Hardcode the password as a string in the class

Don't do that. Your source code is in version control (TFS, Git, whatever) and so will be the username/password, for every developer to see from the moment you check in the code to... forever. In order to secure access to the username/password you are now forced to secure access to the source repository. I imagine all developers need access to the source code but not all need to know about the username/password.

Store the password in a database

Based on your profile I assume you use SQL server? See what encryption options are available to SQL server if you want to go on that path. Maybe one of them is enough for your use case.

Store the password in the config file

Again this will likely end up in source control but it's not as bad as the first option since you can encrypt parts of the config file (I'm assuming C# based on your profile).

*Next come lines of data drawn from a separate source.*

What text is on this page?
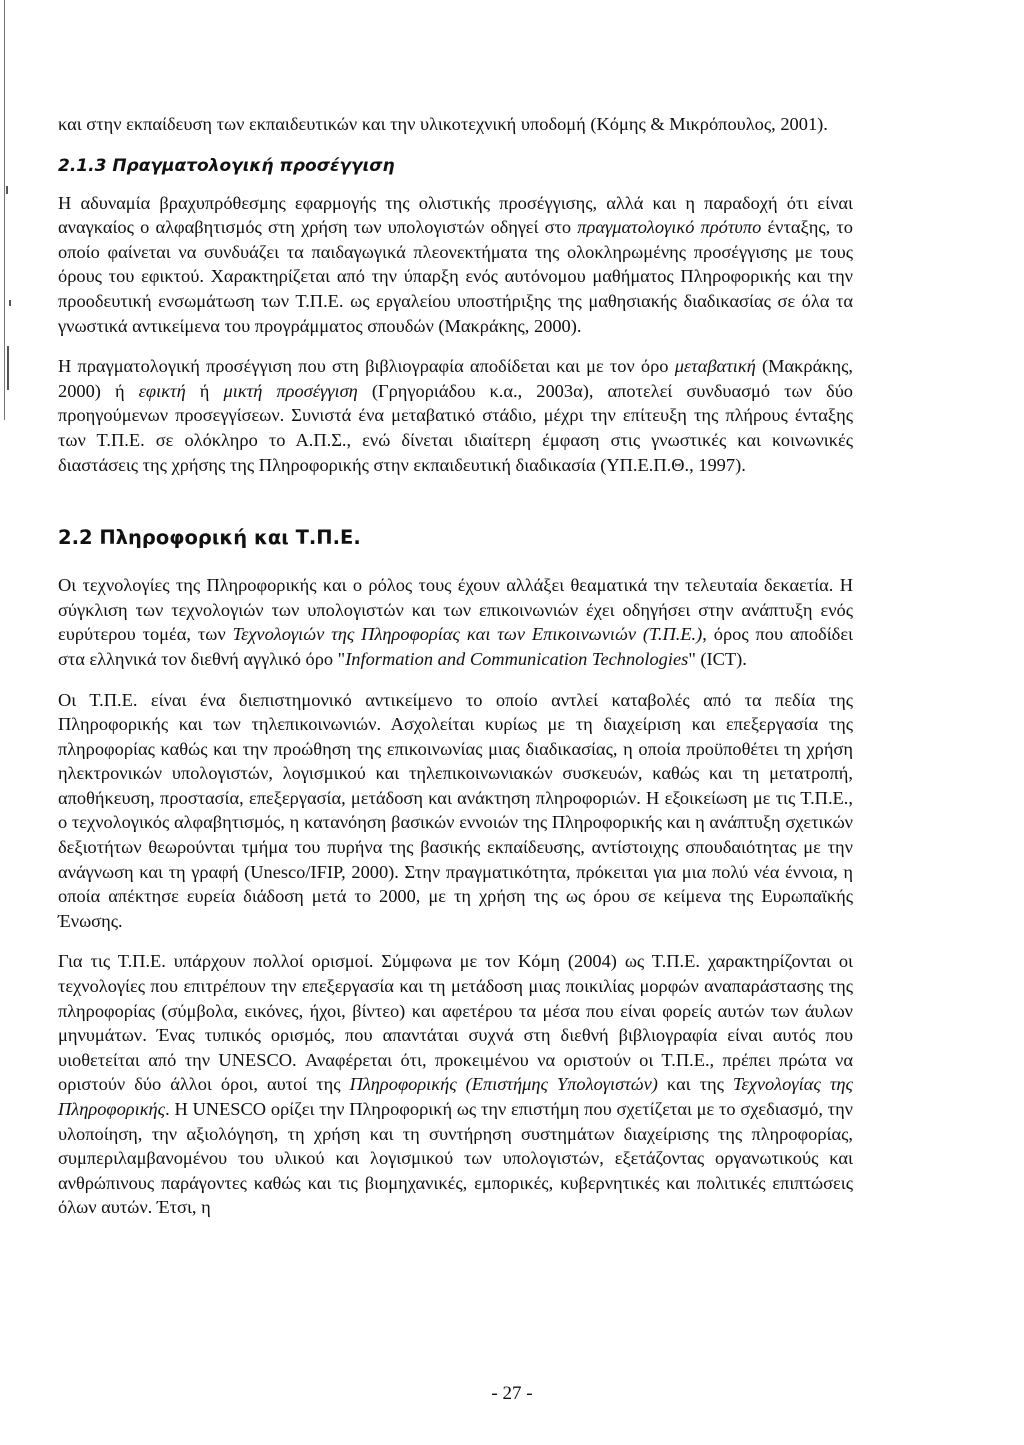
και στην εκπαίδευση των εκπαιδευτικών και την υλικοτεχνική υποδομή (Κόμης & Μικρόπουλος, 2001).

2.1.3 Πραγματολογική προσέγγιση

Η αδυναμία βραχυπρόθεσμης εφαρμογής της ολιστικής προσέγγισης, αλλά και η παραδοχή ότι είναι αναγκαίος ο αλφαβητισμός στη χρήση των υπολογιστών οδηγεί στο πραγματολογικό πρότυπο ένταξης, το οποίο φαίνεται να συνδυάζει τα παιδαγωγικά πλεονεκτήματα της ολοκληρωμένης προσέγγισης με τους όρους του εφικτού. Χαρακτηρίζεται από την ύπαρξη ενός αυτόνομου μαθήματος Πληροφορικής και την προοδευτική ενσωμάτωση των Τ.Π.Ε. ως εργαλείου υποστήριξης της μαθησιακής διαδικασίας σε όλα τα γνωστικά αντικείμενα του προγράμματος σπουδών (Μακράκης, 2000).

Η πραγματολογική προσέγγιση που στη βιβλιογραφία αποδίδεται και με τον όρο μεταβατική (Μακράκης, 2000) ή εφικτή ή μικτή προσέγγιση (Γρηγοριάδου κ.α., 2003α), αποτελεί συνδυασμό των δύο προηγούμενων προσεγγίσεων. Συνιστά ένα μεταβατικό στάδιο, μέχρι την επίτευξη της πλήρους ένταξης των Τ.Π.Ε. σε ολόκληρο το Α.Π.Σ., ενώ δίνεται ιδιαίτερη έμφαση στις γνωστικές και κοινωνικές διαστάσεις της χρήσης της Πληροφορικής στην εκπαιδευτική διαδικασία (ΥΠ.Ε.Π.Θ., 1997).

2.2 Πληροφορική και Τ.Π.Ε.

Οι τεχνολογίες της Πληροφορικής και ο ρόλος τους έχουν αλλάξει θεαματικά την τελευταία δεκαετία. Η σύγκλιση των τεχνολογιών των υπολογιστών και των επικοινωνιών έχει οδηγήσει στην ανάπτυξη ενός ευρύτερου τομέα, των Τεχνολογιών της Πληροφορίας και των Επικοινωνιών (Τ.Π.Ε.), όρος που αποδίδει στα ελληνικά τον διεθνή αγγλικό όρο "Information and Communication Technologies" (ICT).

Οι Τ.Π.Ε. είναι ένα διεπιστημονικό αντικείμενο το οποίο αντλεί καταβολές από τα πεδία της Πληροφορικής και των τηλεπικοινωνιών. Ασχολείται κυρίως με τη διαχείριση και επεξεργασία της πληροφορίας καθώς και την προώθηση της επικοινωνίας μιας διαδικασίας, η οποία προϋποθέτει τη χρήση ηλεκτρονικών υπολογιστών, λογισμικού και τηλεπικοινωνιακών συσκευών, καθώς και τη μετατροπή, αποθήκευση, προστασία, επεξεργασία, μετάδοση και ανάκτηση πληροφοριών. Η εξοικείωση με τις Τ.Π.Ε., ο τεχνολογικός αλφαβητισμός, η κατανόηση βασικών εννοιών της Πληροφορικής και η ανάπτυξη σχετικών δεξιοτήτων θεωρούνται τμήμα του πυρήνα της βασικής εκπαίδευσης, αντίστοιχης σπουδαιότητας με την ανάγνωση και τη γραφή (Unesco/IFIP, 2000). Στην πραγματικότητα, πρόκειται για μια πολύ νέα έννοια, η οποία απέκτησε ευρεία διάδοση μετά το 2000, με τη χρήση της ως όρου σε κείμενα της Ευρωπαϊκής Ένωσης.

Για τις Τ.Π.Ε. υπάρχουν πολλοί ορισμοί. Σύμφωνα με τον Κόμη (2004) ως Τ.Π.Ε. χαρακτηρίζονται οι τεχνολογίες που επιτρέπουν την επεξεργασία και τη μετάδοση μιας ποικιλίας μορφών αναπαράστασης της πληροφορίας (σύμβολα, εικόνες, ήχοι, βίντεο) και αφετέρου τα μέσα που είναι φορείς αυτών των άυλων μηνυμάτων. Ένας τυπικός ορισμός, που απαντάται συχνά στη διεθνή βιβλιογραφία είναι αυτός που υιοθετείται από την UNESCO. Αναφέρεται ότι, προκειμένου να οριστούν οι Τ.Π.Ε., πρέπει πρώτα να οριστούν δύο άλλοι όροι, αυτοί της Πληροφορικής (Επιστήμης Υπολογιστών) και της Τεχνολογίας της Πληροφορικής. Η UNESCO ορίζει την Πληροφορική ως την επιστήμη που σχετίζεται με το σχεδιασμό, την υλοποίηση, την αξιολόγηση, τη χρήση και τη συντήρηση συστημάτων διαχείρισης της πληροφορίας, συμπεριλαμβανομένου του υλικού και λογισμικού των υπολογιστών, εξετάζοντας οργανωτικούς και ανθρώπινους παράγοντες καθώς και τις βιομηχανικές, εμπορικές, κυβερνητικές και πολιτικές επιπτώσεις όλων αυτών. Έτσι, η

- 27 -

If you have control over the SOAP service maybe you could change it from needing username/passwords to using mutual authentication. You install a certificate on the client (deny exporting the key) and allow calls on the web service only from those clients that have the certificate installed (you can install this on the developer's machine too).

The solution really depends on how important it is to protect this username/password, i.e. the level of security you want (you didn't specify that in your question).

If it's not extremely important, you can have it in the database as your point 2) or in an external file (not committed on source control) referenced from your config and place the file on the server or on dev machines. You then basically control access to the machines (assuming all developer lock their PC when they get up from the keyboard).